Most people of my era will say that 1933 King Kong by Willis O'Brien and the Marcel Delgado puppets were their first experience with this kind of work, but I didn't get to see that early in my life, whereas I did get to watch Ray Harryhausen's work. Jason and the Argonauts is so concentrated in the sense of wonder he achieved within that movie, and the awe and wonder are why it's so special to me. We are very lucky to have grown up in that period where it used to be on the television so often, and we had the great fortune of being so inspired by these things. These were seminal moments.

10 years before we won the Oscar, had made another pilgrimage back to England where we actually met with Ray Harryhausen. We thought we'd meet for an hour. We turned up at his doorstep an hour early, we gave a bunch of flowers to his housekeeper thinking that she was his wife, Ray had forgotten that we were coming, so he came down the stairs in his bathrobe with his comb over flopped over the other side of his head. It was all very awkward. But we hit it off with him and his wife, Diana, and we spent the whole day with them and had this most magical dreamlike time. We didn't talk movies at all, because there was nothing that I didn't know about him. I'd already read it all! So, we talked adventures, the places they've visited.

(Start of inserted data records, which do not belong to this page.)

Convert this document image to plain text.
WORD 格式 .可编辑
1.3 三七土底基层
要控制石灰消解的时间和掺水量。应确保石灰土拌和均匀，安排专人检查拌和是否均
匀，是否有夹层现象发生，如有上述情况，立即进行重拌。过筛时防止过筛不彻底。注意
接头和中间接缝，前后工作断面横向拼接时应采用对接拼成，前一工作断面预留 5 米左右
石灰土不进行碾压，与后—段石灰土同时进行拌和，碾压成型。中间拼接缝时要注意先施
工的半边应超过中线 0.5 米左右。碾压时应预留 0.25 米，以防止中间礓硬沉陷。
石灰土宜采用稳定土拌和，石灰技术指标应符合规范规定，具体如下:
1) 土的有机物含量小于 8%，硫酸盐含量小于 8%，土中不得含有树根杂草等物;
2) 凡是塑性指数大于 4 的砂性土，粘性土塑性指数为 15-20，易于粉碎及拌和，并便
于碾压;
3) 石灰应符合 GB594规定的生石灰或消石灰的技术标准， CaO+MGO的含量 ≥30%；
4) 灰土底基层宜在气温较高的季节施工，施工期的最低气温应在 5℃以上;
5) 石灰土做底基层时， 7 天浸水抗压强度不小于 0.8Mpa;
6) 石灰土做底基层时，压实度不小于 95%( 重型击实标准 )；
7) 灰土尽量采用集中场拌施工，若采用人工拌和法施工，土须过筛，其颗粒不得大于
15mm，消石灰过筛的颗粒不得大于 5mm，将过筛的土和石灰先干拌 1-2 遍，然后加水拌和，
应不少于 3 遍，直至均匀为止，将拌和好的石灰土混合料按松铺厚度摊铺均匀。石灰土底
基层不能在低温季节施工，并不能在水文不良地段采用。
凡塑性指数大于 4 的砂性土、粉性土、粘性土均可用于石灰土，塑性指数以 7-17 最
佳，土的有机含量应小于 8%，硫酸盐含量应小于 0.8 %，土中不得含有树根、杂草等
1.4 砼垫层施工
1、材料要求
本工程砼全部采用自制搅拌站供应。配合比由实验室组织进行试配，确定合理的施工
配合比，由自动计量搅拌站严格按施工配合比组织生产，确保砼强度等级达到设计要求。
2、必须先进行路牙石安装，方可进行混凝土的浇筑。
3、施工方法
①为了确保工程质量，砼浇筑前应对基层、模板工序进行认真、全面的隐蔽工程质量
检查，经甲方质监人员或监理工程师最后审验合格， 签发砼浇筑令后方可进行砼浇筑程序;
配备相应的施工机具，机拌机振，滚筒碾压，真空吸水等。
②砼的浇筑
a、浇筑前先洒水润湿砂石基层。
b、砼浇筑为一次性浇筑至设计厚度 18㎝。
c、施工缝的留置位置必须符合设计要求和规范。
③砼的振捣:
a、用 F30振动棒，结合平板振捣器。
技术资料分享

When we won the first Oscars, I wrote to Ray and Diana and asked if we could fly them to New Zealand for two weeks, and they agreed. They flew right across the world and we picked them up at the airport and they spent two weeks in the workshop. We had the most unbelievable odyssey. We'd been working on King Kong, so we had the stop-animation puppets of the dinosaurs, and Ray was fascinated by that. Anyway, we had a beautiful time.